• 5G stands for "Fifth Generation" – the next step in the development of wireless technology.
• 5G signals use millimeter and sub-millimeter waves that are easily interrupted and don’t travel as far as the microwaves used for 3G or 4G, so 5G “small cell” antennas will have to be installed in close proximity to homes and apartments.
• 5G antennas will emit a constant stream of radio-frequency (RF) microwave radiation (“wireless radiation”) 24/7, 365 days a year.
• The U.S. government’s human exposure guidelines for wireless radiation haven’t been updated since 1996. At that time, they were designed to protect humans only from short-term heating (thermal) effects.
• There are no studies showing that long-term exposure to 5G wireless signals is safe for people, although there are some studies showing significant harmful effects on wildlife and the environment.
• The 1996 Telecommunications Act prohibits local authorities from regulating or prohibiting 5G installations on the basis of health concerns.

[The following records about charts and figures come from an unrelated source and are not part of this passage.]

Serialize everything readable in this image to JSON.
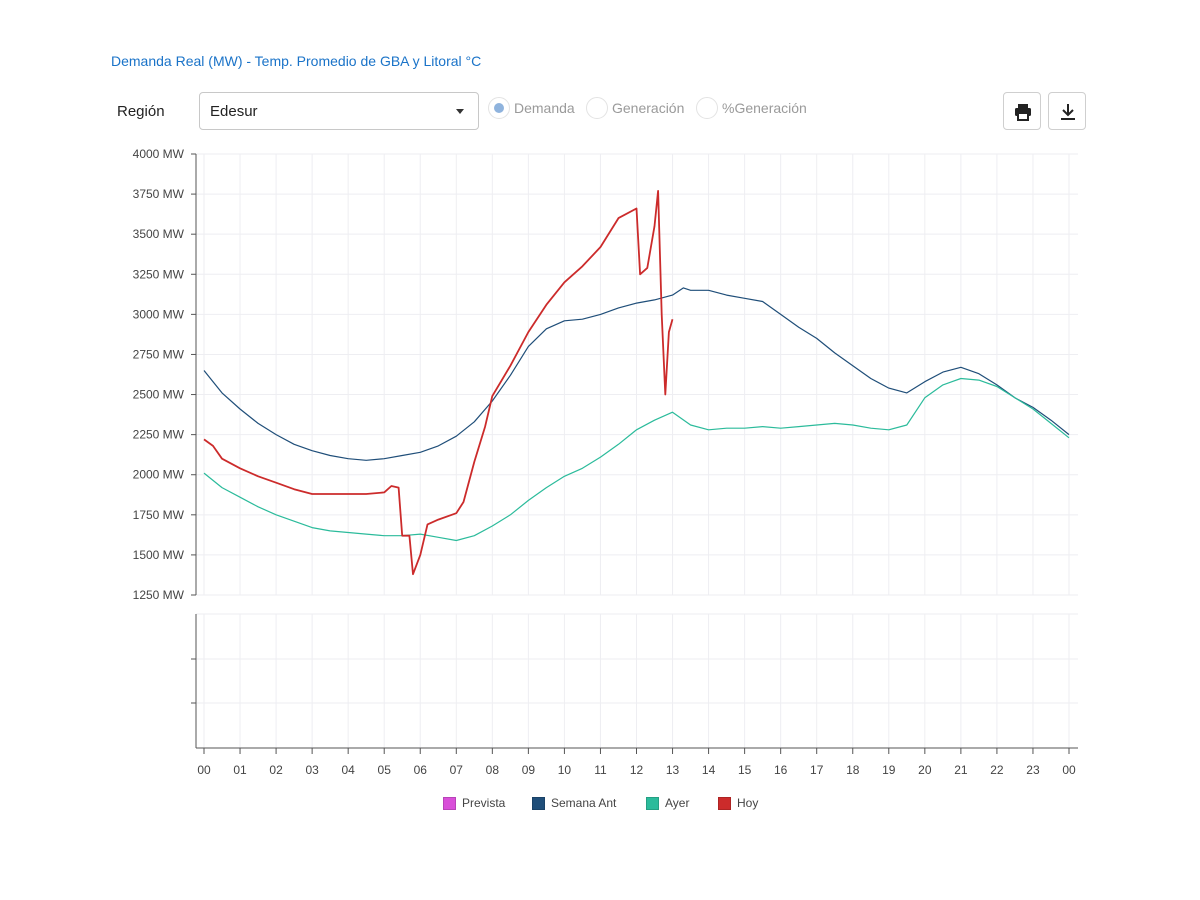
{
  "header": {
    "title": "Demanda Real (MW) - Temp. Promedio de GBA y Litoral °C",
    "region_label": "Región",
    "region_value": "Edesur",
    "radios": [
      {
        "label": "Demanda",
        "checked": true
      },
      {
        "label": "Generación",
        "checked": false
      },
      {
        "label": "%Generación",
        "checked": false
      }
    ],
    "print_icon": "printer-icon",
    "download_icon": "download-icon"
  },
  "chart_data": {
    "type": "line",
    "title": "Demanda Real (MW) - Temp. Promedio de GBA y Litoral °C",
    "xlabel": "",
    "ylabel": "",
    "ylim": [
      1250,
      4000
    ],
    "y_ticks": [
      1250,
      1500,
      1750,
      2000,
      2250,
      2500,
      2750,
      3000,
      3250,
      3500,
      3750,
      4000
    ],
    "y_tick_labels": [
      "1250 MW",
      "1500 MW",
      "1750 MW",
      "2000 MW",
      "2250 MW",
      "2500 MW",
      "2750 MW",
      "3000 MW",
      "3250 MW",
      "3500 MW",
      "3750 MW",
      "4000 MW"
    ],
    "x_ticks": [
      "00",
      "01",
      "02",
      "03",
      "04",
      "05",
      "06",
      "07",
      "08",
      "09",
      "10",
      "11",
      "12",
      "13",
      "14",
      "15",
      "16",
      "17",
      "18",
      "19",
      "20",
      "21",
      "22",
      "23",
      "00"
    ],
    "xlim": [
      0,
      24
    ],
    "grid": true,
    "legend_position": "bottom",
    "series": [
      {
        "name": "Prevista",
        "color": "#d94fd9",
        "x": [],
        "y": []
      },
      {
        "name": "Semana Ant",
        "color": "#1f4e79",
        "x": [
          0,
          0.5,
          1,
          1.5,
          2,
          2.5,
          3,
          3.5,
          4,
          4.5,
          5,
          5.5,
          6,
          6.5,
          7,
          7.5,
          8,
          8.5,
          9,
          9.5,
          10,
          10.5,
          11,
          11.5,
          12,
          12.5,
          13,
          13.3,
          13.5,
          14,
          14.5,
          15,
          15.5,
          16,
          16.5,
          17,
          17.5,
          18,
          18.5,
          19,
          19.5,
          20,
          20.5,
          21,
          21.5,
          22,
          22.5,
          23,
          23.5,
          24
        ],
        "y": [
          2650,
          2510,
          2410,
          2320,
          2250,
          2190,
          2150,
          2120,
          2100,
          2090,
          2100,
          2120,
          2140,
          2180,
          2240,
          2330,
          2460,
          2620,
          2800,
          2910,
          2960,
          2970,
          3000,
          3040,
          3070,
          3090,
          3120,
          3165,
          3150,
          3150,
          3120,
          3100,
          3080,
          3000,
          2920,
          2850,
          2760,
          2680,
          2600,
          2540,
          2510,
          2580,
          2640,
          2670,
          2630,
          2560,
          2480,
          2420,
          2340,
          2250
        ]
      },
      {
        "name": "Ayer",
        "color": "#2bbb9b",
        "x": [
          0,
          0.5,
          1,
          1.5,
          2,
          2.5,
          3,
          3.5,
          4,
          4.5,
          5,
          5.5,
          6,
          6.5,
          7,
          7.5,
          8,
          8.5,
          9,
          9.5,
          10,
          10.5,
          11,
          11.5,
          12,
          12.5,
          13,
          13.5,
          14,
          14.5,
          15,
          15.5,
          16,
          16.5,
          17,
          17.5,
          18,
          18.5,
          19,
          19.5,
          20,
          20.5,
          21,
          21.5,
          22,
          22.5,
          23,
          23.5,
          24
        ],
        "y": [
          2010,
          1920,
          1860,
          1800,
          1750,
          1710,
          1670,
          1650,
          1640,
          1630,
          1620,
          1620,
          1630,
          1610,
          1590,
          1620,
          1680,
          1750,
          1840,
          1920,
          1990,
          2040,
          2110,
          2190,
          2280,
          2340,
          2390,
          2310,
          2280,
          2290,
          2290,
          2300,
          2290,
          2300,
          2310,
          2320,
          2310,
          2290,
          2280,
          2310,
          2480,
          2560,
          2600,
          2590,
          2550,
          2480,
          2410,
          2320,
          2230
        ]
      },
      {
        "name": "Hoy",
        "color": "#cc2b2b",
        "x": [
          0,
          0.25,
          0.5,
          1,
          1.5,
          2,
          2.5,
          3,
          3.5,
          4,
          4.5,
          5,
          5.2,
          5.4,
          5.5,
          5.7,
          5.8,
          6,
          6.2,
          6.5,
          7,
          7.2,
          7.5,
          7.8,
          8,
          8.5,
          9,
          9.5,
          10,
          10.5,
          11,
          11.5,
          12,
          12.1,
          12.3,
          12.5,
          12.6,
          12.7,
          12.8,
          12.9,
          13.0
        ],
        "y": [
          2220,
          2180,
          2100,
          2040,
          1990,
          1950,
          1910,
          1880,
          1880,
          1880,
          1880,
          1890,
          1930,
          1920,
          1620,
          1620,
          1380,
          1500,
          1690,
          1720,
          1760,
          1830,
          2080,
          2300,
          2490,
          2680,
          2890,
          3060,
          3200,
          3300,
          3420,
          3600,
          3660,
          3250,
          3290,
          3550,
          3770,
          3000,
          2500,
          2890,
          2970
        ]
      }
    ]
  },
  "legend": [
    {
      "label": "Prevista",
      "color": "#d94fd9"
    },
    {
      "label": "Semana Ant",
      "color": "#1f4e79"
    },
    {
      "label": "Ayer",
      "color": "#2bbb9b"
    },
    {
      "label": "Hoy",
      "color": "#cc2b2b"
    }
  ]
}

• The primary purpose of 5G is not for better phone service. It's to allow telecom companies to compete directly with cable companies to stream video into your home, and increase the capacity of “smart devices” and machine-to-machine communications - the “Internet of Things” (IOT). There is no truth to the claim that 5G is necessary for public safety.
• Current cellular and WiFi networks rely on microwaves that employ frequencies up to 6 gigahertz (GHz). 5G technology utilizes millimeter and sub-millimeter waves in higher frequency ranges (between 30 GHz and 300 GHz). This technology has not been widely deployed until now, and has not been tested for safety.
• “Small Cell” does not mean small, unobtrusive equipment. It means that every cell provider will hang its own antennae enclosure (up to 6 cubic feet each) on the pole, with other associated equipment (up to 28 cubic feet - the size of a large refrigerator) located nearby.